Despite what you read on the website and advertising of vehicle brands and their dealers, it might not be.

That’s because many are ignoring a requirement to date stamp the crash results of their vehicles achieved under the ANCAP (Australasian New Car Assessment Program) independent testing protocols.

ANCAP chief executive James Goodwin said brands who don’t date stamp were “probably not” behaving ethically.

Date stamping is important because ANCAP testing has become steadily tougher over recent years, so the more recent the year of testing the safer the vehicle is judged to be.

New for 2018, ANCAP requires a vehicle to be available with life-saving autonomous emergency braking (AEB) and lane support systems, such as lane keep assist, to be eligible to be tested for five stars.

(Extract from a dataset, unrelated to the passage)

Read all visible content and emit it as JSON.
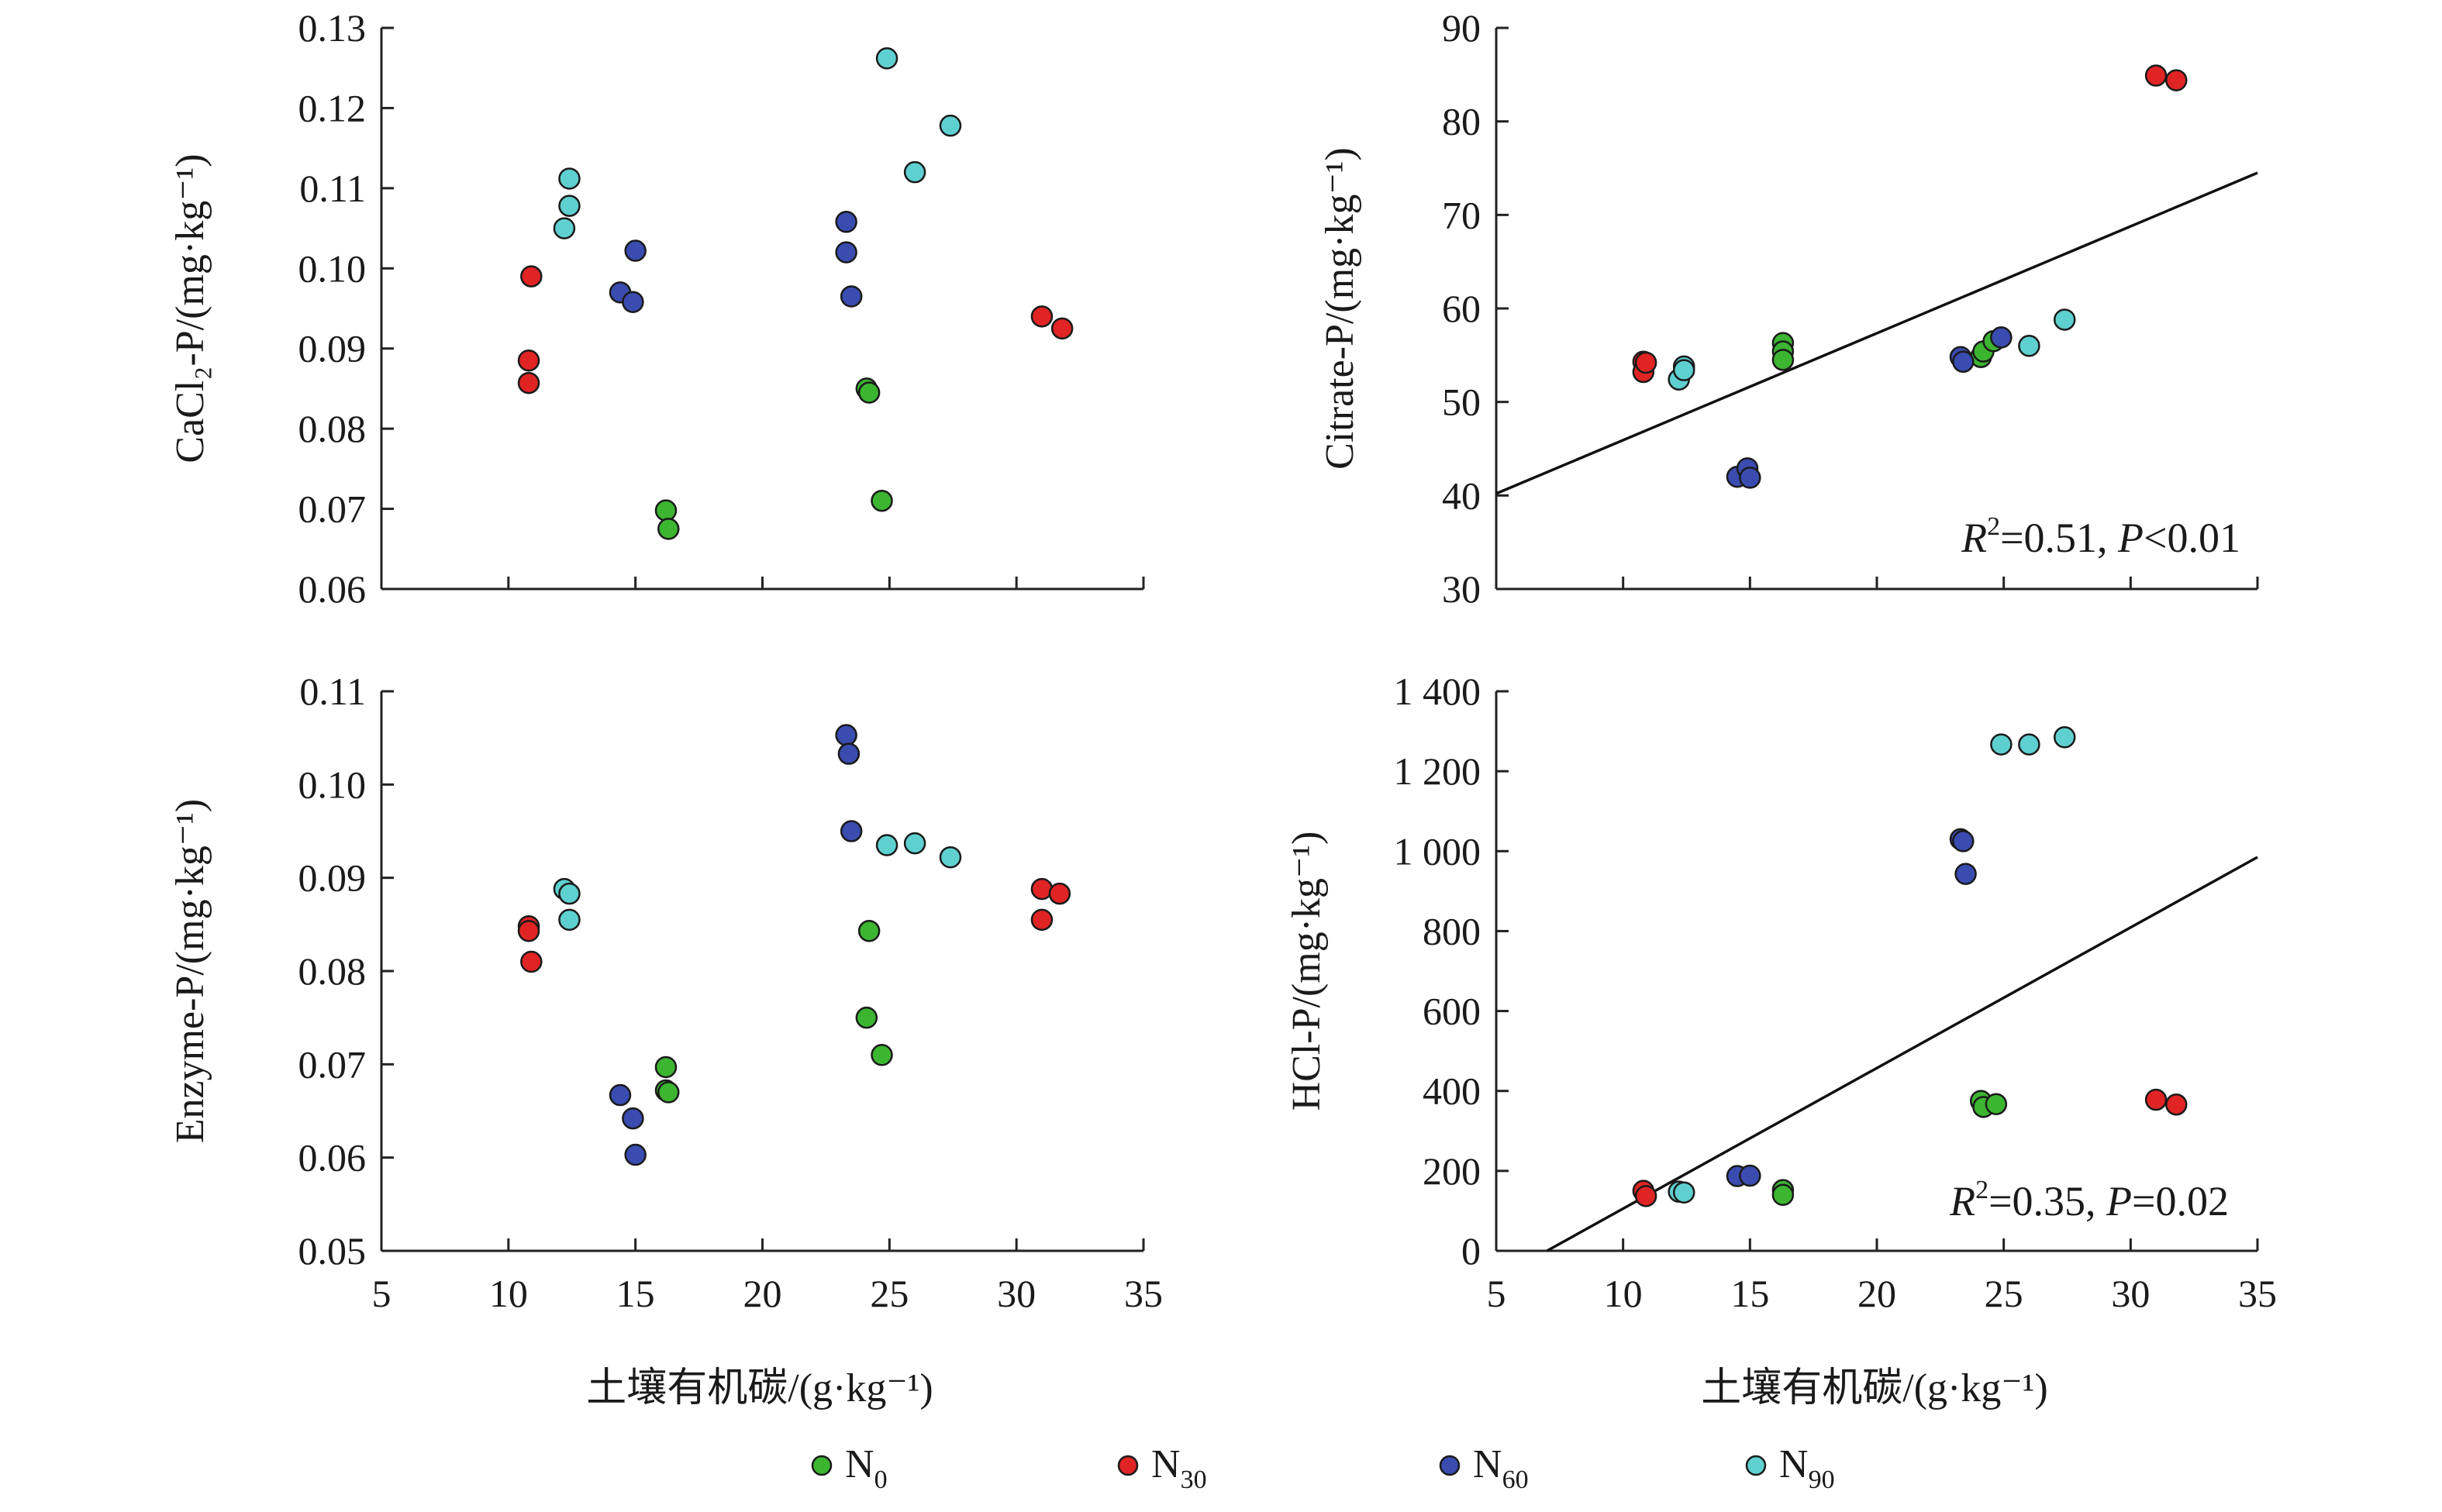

Many brands don’t date stamp when reporting ANCAP ratings, but Hyundai stands out because it has just launched its updated Tucson SUV, which does not offer AEB on its base models.

Within the section of its public website devoted to the new Tucson under the section “All eyes on safety”, it reads “The Tucson has a 5 star ANCAP safety rating”.

The assumption would easily be made the new Tucson has a 2018 ANCAP safety rating, but in actual fact it is referring to a rating gained in 2015 before AEB was a requirement. There is no date stamping or clarification of the five-star claim.

“Is it ethical? It is certainly not right,” Mr Goodwin said.

“We should be as honest and transparent as we can be.

“Honesty generally in life is respected, so is it ethical? Probably not? But it is certainly not the right thing to do.”

Showing how haphazard application of date stamping is, a Hyundai publicising the new Tucson does specify it has a 2015 ANCAP rating.

Because the issue is so widespread ANCAP has urged the Australian Competition and Consumer Commission (ACCC) to crack down and issue mandatory guidelines.

“Unfortunately, we are seeing too many brands picking and choosing when they want to display an ANCAP rating,” Goodwin said.

“What I am calling for is regulations to be put in place and it should be the ACCC that does this.”

Failing that Mr Goodwin urged the industry itself to act.

“They should at least develop an industry code to provide guidance to the dealerships on displaying safety ratings,” he said.

Hyundai refused to comment when contacted, but it is understood it is auditing its publications to ensure it date stamps all references to ANCAP scores.